Hearing set on UND nickname appeal
A hearing has been set for Feb. 14 in St. Paul on University of North Dakota Fighting Sioux nickname supporters’ appeal of a judge’s dismissal of their lawsuit against the NCAA.By: By Chuck Haga, Forum News Service, The Jamestown Sun
GRAND FORKS — A hearing has been set for Feb. 14 in St. Paul on University of North Dakota Fighting Sioux nickname supporters’ appeal of a judge’s dismissal of their lawsuit against the NCAA.
Pro-nickname members of the Spirit Lake and Standing Rock Sioux nations last year appealed U.S. District Judge Ralph Erickson’s dismissal of their lawsuit to the 8th U.S. Circuit Court of Appeals.
Attorneys for the NCAA and for Spirit Lake’s pro-nickname Committee for Understanding and Respect have filed to appear before a three-judge panel assigned by the appeals court to hear the case.
The committee, joined by Standing Rock Sioux member Archie Fool Bear, had filed its lawsuit in U.S. District Court on Nov. 1, 2011, alleging violations of contract law and federal civil rights laws and demanding reversal of the NCAA policy against use of American Indian names and imagery by member schools.

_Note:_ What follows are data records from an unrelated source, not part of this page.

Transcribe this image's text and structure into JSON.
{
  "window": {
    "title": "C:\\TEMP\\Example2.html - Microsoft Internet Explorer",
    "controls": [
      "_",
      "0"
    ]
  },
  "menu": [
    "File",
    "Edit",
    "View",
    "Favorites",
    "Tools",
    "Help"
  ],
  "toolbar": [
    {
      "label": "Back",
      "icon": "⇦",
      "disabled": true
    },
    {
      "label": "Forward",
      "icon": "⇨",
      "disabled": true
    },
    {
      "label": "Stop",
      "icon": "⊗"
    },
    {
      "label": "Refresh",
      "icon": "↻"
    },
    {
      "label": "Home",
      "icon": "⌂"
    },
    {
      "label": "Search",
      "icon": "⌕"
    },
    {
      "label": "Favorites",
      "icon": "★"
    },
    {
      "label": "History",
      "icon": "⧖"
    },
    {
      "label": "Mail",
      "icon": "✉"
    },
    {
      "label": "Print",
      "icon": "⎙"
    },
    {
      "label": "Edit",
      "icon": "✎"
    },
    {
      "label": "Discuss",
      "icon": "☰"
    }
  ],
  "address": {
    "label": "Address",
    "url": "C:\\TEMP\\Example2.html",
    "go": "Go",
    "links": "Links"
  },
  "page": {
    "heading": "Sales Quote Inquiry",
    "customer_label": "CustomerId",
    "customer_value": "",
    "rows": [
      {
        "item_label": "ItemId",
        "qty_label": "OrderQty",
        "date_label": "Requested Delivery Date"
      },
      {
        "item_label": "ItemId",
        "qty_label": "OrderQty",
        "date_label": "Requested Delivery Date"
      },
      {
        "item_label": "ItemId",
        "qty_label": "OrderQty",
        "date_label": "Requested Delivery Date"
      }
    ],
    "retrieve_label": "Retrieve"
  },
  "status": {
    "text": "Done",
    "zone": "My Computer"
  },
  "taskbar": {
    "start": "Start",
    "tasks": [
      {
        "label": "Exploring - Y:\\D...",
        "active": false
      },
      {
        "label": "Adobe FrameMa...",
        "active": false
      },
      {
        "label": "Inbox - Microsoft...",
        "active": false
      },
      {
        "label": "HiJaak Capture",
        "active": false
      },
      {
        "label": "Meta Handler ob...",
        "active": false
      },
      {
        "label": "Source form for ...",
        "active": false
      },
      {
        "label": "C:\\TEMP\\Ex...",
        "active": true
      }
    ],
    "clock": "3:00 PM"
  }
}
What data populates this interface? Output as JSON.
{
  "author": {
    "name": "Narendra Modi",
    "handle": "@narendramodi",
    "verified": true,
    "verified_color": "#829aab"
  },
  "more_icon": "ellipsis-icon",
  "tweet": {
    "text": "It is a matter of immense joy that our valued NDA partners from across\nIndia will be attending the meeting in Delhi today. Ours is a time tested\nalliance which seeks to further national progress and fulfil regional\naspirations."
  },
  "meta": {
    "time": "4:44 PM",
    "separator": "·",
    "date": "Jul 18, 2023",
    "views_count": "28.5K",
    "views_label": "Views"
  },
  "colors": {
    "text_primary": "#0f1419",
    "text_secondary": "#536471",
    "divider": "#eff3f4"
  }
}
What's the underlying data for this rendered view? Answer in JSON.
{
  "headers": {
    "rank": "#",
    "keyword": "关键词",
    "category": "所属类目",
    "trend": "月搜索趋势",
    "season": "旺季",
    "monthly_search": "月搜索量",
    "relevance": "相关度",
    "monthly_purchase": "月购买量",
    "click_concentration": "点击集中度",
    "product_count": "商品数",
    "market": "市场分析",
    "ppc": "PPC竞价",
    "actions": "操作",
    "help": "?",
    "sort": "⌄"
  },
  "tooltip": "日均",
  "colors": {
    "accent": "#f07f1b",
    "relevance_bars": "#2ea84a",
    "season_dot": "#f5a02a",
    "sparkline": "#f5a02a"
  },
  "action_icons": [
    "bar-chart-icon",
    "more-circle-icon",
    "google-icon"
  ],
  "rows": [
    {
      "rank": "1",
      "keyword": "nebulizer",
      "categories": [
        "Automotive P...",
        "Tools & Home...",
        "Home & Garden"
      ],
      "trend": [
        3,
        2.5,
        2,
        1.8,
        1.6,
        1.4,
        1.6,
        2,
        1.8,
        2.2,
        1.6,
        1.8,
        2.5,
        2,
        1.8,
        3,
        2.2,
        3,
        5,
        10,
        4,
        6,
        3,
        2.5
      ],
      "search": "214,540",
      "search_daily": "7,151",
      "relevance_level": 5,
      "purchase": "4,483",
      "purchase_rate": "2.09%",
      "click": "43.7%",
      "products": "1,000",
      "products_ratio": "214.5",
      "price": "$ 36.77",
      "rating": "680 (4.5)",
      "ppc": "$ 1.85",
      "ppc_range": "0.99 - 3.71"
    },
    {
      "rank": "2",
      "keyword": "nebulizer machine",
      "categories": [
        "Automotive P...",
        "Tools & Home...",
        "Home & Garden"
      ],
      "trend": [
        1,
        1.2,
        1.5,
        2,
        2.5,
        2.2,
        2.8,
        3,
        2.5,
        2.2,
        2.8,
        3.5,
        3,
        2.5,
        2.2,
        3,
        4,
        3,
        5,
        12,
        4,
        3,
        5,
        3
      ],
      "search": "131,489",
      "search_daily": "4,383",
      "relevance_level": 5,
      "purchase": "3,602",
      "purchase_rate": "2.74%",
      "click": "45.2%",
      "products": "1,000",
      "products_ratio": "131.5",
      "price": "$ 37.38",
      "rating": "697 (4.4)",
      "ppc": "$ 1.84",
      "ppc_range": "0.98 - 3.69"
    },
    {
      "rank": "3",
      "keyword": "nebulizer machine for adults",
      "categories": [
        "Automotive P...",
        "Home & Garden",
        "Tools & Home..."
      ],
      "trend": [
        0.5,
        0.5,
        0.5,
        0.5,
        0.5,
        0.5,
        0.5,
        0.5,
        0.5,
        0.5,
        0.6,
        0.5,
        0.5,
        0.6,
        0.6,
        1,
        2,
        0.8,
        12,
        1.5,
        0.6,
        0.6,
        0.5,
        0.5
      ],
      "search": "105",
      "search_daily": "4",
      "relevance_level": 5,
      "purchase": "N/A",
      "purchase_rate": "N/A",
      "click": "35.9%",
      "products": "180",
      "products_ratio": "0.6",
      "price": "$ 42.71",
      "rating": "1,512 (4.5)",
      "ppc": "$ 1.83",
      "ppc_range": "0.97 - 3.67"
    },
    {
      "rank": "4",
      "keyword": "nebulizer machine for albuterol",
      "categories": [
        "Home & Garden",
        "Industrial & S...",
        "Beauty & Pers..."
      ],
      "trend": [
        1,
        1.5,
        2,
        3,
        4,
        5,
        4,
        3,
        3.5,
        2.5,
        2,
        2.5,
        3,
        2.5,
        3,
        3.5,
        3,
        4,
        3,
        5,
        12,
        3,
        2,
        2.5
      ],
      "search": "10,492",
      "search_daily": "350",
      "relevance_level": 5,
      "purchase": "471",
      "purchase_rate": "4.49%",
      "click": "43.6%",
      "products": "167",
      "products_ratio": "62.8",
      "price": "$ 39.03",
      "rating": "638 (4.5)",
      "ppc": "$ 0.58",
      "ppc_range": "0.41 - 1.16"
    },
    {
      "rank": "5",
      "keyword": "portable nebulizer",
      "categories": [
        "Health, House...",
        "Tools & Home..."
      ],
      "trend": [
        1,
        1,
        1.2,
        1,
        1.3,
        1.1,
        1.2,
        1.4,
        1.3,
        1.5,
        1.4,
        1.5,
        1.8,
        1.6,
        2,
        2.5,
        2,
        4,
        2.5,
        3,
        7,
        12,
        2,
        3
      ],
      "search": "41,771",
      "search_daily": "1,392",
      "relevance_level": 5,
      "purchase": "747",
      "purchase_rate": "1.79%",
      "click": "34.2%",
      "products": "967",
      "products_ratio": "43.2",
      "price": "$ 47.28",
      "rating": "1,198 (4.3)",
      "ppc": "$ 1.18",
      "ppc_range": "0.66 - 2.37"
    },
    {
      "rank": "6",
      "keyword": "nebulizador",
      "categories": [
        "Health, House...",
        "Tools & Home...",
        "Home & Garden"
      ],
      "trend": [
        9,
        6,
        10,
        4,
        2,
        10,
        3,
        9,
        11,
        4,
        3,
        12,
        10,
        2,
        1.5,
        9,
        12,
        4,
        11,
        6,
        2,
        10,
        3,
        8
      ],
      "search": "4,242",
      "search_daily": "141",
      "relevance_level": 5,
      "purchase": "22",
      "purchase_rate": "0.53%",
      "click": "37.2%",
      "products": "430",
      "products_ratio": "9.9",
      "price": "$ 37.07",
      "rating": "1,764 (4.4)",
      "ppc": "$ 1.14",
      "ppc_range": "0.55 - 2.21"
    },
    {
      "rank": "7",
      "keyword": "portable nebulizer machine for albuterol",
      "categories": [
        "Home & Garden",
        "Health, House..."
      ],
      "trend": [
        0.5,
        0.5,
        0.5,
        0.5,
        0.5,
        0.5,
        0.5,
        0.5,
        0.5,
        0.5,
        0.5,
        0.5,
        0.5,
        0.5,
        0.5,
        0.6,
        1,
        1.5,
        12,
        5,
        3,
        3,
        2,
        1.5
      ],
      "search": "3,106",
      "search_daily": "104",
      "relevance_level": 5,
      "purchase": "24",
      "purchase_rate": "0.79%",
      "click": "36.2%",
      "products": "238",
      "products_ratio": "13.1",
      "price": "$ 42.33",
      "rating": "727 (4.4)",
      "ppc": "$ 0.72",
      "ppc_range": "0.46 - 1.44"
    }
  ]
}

Committee and NCAA lawyers argued the issue in Fargo before Judge Erickson, who dismissed the suit in early May 2012. The Spirit Lake committee and Fool Bear filed notice of appeal at the end of May.
‘Denied a seat’
In mid-June, just three days after state primary election voters overwhelmingly endorsed retirement of the nickname, the Spirit Lake committee fleshed out its notice of appeal, telling the appeals court that the Sioux people had been denied “a seat at the table” as the controversial issue worked through state and federal courts, the North Dakota Legislature and NCAA governing bodies.
After the primary election vote, the State Board of Higher Education directed UND to retire the historic nickname and Indian-head logo, which it has done. UND athletic teams have since competed as “North Dakota” and “UND” while the university complies with a state-imposed nickname moratorium until 2015.
In a written brief filed with the appeals court last August, the NCAA said the plaintiffs lack standing to sue, “however sincere (their) antipathy toward the NCAA,” and their appeal “is as procedurally improper as it is futile.”
Reed Soderstrom, a Minot attorney representing the Spirit Lake committee and Fool Bear, responded that the NCAA had not engaged the committee’s arguments, “relying instead on a barrage of un-meritorious claims regarding pleading, standing and statutes of limitation.”
As in previous filings and arguments, Soderstrom and the committee rely heavily on a 1969 naming ceremony conducted at UND by Sioux elders, the significance of which has been a matter of dispute.